Para o juiz, depois de mais de um ano de afastamento, não foram apresentados fatos concretos e atuais que demonstrassem risco de novos crimes ou de interferência na produção das provas caso os réus retornassem ao trabalho.
O magistrado também destacou que parte relevante das provas que havia sustentado originalmente o afastamento — especialmente a correlação entre portarias de concessão de diárias e dados de geolocalização — foi retirada do processo na própria decisão.
Diante disso, a Justiça determinou que os dois retomem suas atividades na Polícia Civil.
O Delegado-Geral da instituição deverá ser comunicado para definir a lotação dos servidores. A decisão, no entanto, estabelece que eles não poderão trabalhar, por enquanto, em setores que proporcionem acesso direto às provas do processo ou contato funcional com testemunhas já relacionadas na ação.
A medida poderá ser novamente modificada caso surjam fatos concretos indicando tentativa de interferência nas investigações, nas provas ou eventual prática de novas infrações.
Processo continua
A decisão não representa absolvição dos réus nem o encerramento da ação penal. O próprio magistrado ressaltou que ainda não analisou se as provas que permaneceram no processo são suficientes para sustentar a acusação.

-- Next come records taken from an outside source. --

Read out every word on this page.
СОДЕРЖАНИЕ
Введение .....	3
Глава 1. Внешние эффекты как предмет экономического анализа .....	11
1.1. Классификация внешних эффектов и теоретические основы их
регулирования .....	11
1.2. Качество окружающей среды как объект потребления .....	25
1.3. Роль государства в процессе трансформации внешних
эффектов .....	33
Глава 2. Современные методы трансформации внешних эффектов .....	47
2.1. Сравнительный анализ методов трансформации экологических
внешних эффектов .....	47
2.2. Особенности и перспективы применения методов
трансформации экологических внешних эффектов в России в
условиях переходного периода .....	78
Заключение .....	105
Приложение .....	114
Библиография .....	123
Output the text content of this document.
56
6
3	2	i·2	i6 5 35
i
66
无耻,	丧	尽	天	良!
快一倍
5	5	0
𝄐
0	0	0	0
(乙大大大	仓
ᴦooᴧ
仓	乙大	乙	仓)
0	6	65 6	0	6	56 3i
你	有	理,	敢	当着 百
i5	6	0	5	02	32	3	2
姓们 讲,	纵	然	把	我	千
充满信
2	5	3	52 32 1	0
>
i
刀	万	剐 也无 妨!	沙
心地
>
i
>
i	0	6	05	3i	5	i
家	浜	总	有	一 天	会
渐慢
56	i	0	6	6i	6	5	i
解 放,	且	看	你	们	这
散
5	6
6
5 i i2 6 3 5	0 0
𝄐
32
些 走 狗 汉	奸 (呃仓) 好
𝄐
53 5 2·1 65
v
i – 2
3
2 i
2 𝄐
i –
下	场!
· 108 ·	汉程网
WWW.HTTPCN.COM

Ministério Público e defesa terão prazo sucessivo de dez dias para se manifestar sobre os efeitos da exclusão das provas e sobre a existência de justa causa para a continuidade da ação.
Somente depois dessas manifestações o juiz deverá analisar um pedido da defesa para a chamada rejeição superveniente da denúncia, ou seja, avaliar se, diante da nova configuração das provas, ainda existem elementos mínimos suficientes para que o processo penal prossiga.
A Justiça também reabriu por dez dias o prazo para que os réus apresentem resposta à acusação de mérito.